Nor is China’s relative technological backwardness nearly as much of an impediment to its great-power status as Brooks and Wohlforth allege. Putting aside questions about how difficult it is for countries to develop cutting-edge technology, countries do not need to be technological leaders to qualify as leading powers. Austria-Hungary and Russia, for instance, were backward by the standard of 1914, yet they were central to European multipolarity. The United Kingdom failed to leverage the second Industrial Revolution in the late nineteenth and early twentieth centuries to the extent that Germany did, but it was still a pole in the same era. The Soviet Union was never close to net technological parity with the United States, but it was considered a peer competitor throughout the Cold War.

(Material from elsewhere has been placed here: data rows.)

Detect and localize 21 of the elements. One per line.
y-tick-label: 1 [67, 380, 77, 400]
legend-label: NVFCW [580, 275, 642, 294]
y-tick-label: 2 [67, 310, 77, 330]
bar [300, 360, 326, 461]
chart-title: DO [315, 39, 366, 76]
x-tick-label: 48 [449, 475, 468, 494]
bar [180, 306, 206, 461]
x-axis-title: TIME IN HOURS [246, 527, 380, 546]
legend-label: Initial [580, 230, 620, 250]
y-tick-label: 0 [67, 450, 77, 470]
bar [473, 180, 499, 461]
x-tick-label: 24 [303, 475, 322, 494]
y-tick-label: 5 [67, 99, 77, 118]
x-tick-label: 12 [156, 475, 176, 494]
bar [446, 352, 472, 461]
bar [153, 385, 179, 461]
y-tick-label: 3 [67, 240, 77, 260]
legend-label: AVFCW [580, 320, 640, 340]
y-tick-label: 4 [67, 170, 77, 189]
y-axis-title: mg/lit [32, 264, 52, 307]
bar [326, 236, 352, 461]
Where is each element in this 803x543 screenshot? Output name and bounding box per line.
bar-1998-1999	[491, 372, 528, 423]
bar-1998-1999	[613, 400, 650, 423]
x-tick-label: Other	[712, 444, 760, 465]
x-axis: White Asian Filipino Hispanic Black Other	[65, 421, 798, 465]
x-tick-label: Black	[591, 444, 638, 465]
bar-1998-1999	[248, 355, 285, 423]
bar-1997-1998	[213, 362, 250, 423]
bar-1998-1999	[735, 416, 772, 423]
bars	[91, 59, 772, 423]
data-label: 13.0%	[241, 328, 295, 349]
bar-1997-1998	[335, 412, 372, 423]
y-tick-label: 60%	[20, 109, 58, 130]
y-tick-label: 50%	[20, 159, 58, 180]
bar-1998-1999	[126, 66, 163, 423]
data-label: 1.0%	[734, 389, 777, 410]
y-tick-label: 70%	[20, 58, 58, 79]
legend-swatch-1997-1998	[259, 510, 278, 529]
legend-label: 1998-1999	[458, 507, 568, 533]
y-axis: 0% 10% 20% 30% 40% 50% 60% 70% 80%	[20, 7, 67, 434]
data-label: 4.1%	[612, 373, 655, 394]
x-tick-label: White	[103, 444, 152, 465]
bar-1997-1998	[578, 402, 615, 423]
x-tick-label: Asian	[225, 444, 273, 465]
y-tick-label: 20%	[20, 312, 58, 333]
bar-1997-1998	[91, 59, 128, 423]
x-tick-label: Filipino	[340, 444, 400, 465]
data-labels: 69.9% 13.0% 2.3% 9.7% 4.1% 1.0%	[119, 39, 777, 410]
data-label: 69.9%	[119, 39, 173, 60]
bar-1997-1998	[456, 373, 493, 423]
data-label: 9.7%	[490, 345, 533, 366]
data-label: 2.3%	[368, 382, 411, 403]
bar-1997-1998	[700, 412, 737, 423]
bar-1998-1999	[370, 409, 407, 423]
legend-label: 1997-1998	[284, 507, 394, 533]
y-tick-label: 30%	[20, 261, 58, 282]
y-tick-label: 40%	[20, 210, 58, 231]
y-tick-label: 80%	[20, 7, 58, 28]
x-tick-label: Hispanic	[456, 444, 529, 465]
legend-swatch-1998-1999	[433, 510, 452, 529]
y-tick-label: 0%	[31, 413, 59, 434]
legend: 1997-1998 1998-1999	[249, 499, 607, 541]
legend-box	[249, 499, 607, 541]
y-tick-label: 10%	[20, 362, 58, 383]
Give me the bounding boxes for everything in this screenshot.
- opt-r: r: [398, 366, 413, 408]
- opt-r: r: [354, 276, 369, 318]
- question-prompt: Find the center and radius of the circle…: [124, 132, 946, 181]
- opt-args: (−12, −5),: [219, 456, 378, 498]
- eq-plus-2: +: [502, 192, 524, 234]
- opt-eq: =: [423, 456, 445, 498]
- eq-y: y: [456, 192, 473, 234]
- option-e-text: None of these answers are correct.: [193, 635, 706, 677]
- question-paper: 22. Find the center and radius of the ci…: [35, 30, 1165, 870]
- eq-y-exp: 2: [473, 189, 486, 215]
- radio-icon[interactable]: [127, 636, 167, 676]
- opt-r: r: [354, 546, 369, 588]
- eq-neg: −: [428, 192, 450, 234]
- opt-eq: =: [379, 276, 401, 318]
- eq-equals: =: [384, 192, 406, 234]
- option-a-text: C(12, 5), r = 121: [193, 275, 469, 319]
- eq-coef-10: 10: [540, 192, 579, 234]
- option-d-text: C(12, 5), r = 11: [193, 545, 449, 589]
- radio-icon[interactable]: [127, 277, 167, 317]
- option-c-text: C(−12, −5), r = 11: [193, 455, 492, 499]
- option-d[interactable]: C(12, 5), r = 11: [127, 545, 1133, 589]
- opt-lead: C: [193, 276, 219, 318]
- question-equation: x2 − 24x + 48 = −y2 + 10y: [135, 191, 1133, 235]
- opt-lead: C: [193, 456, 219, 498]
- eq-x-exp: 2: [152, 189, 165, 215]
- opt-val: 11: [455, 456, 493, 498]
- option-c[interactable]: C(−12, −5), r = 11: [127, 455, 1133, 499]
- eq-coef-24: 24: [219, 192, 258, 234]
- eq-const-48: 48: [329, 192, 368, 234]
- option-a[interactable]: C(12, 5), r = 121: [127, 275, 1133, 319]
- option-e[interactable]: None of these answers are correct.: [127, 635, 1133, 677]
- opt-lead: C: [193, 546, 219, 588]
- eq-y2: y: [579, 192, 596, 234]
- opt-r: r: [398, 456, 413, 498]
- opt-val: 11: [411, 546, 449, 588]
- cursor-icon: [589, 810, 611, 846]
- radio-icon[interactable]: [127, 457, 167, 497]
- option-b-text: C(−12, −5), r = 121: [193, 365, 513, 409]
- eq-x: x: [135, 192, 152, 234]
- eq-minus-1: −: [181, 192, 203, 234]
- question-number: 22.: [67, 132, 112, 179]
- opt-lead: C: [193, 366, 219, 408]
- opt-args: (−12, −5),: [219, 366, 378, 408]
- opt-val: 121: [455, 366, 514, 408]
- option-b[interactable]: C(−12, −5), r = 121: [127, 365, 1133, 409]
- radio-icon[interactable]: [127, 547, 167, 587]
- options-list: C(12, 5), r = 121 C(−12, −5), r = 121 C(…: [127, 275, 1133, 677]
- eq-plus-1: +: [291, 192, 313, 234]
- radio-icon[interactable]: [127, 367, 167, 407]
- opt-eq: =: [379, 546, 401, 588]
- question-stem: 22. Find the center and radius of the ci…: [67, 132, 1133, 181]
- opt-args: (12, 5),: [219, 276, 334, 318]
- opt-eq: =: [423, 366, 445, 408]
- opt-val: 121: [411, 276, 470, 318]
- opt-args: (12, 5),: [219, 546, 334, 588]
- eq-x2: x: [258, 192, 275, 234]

Instead, what a country needs is to produce a sufficient quantity of “good enough” technological material to influence major international decisions. On this score, it is notable how far China has come in a short period. The country had almost no domestic computer industry in the late 1980s, but today China is a major producer of the computer chips that run much of the global economy. The same is true in other fields. It is thus unsurprising that U.S. policymakers are increasingly worried about China’s technological prowess: given that China is producing a lot of good (if not great) material, it is not clear that the United States’ technological lead would be decisive if the two states went to war. 

In fact, the United States appears to have its hands full with China as is. Brooks and Wohlforth are right that any one country can be balanced by the United States more readily than the reverse. Yet it is the existence of balancing, rather than its intensity, that tells us about the distribution of power. This distinction is important because Washington’s own behavior indicates that the United States faces growing geopolitical constraints and counterbalancing pressures, all of which imply that the system is not unipolar. Despite a defense budget approaching $1 trillion, policymakers and experts routinely argue that China’s growing economic and military footprint means that the United States can no longer simultaneously meet its commitments in Asia, Europe, and the Middle East. The result has been many fraught conversations over where and how Washington should spend its finite resources. Meanwhile, the United States is redoubling its efforts to enlist India, Japan, and other Asian countries against China. Such efforts would not take place if the world were still dominated by Washington—and by Washington alone.

Judging power is a fraught game. Yet Brooks and Wohlforth’s claims are exceedingly difficult to square with both U.S. policy today and a more comprehensive view of what constitutes a great power. Analysts can debate whether the world is bipolar or multipolar. But unipolarity is no more.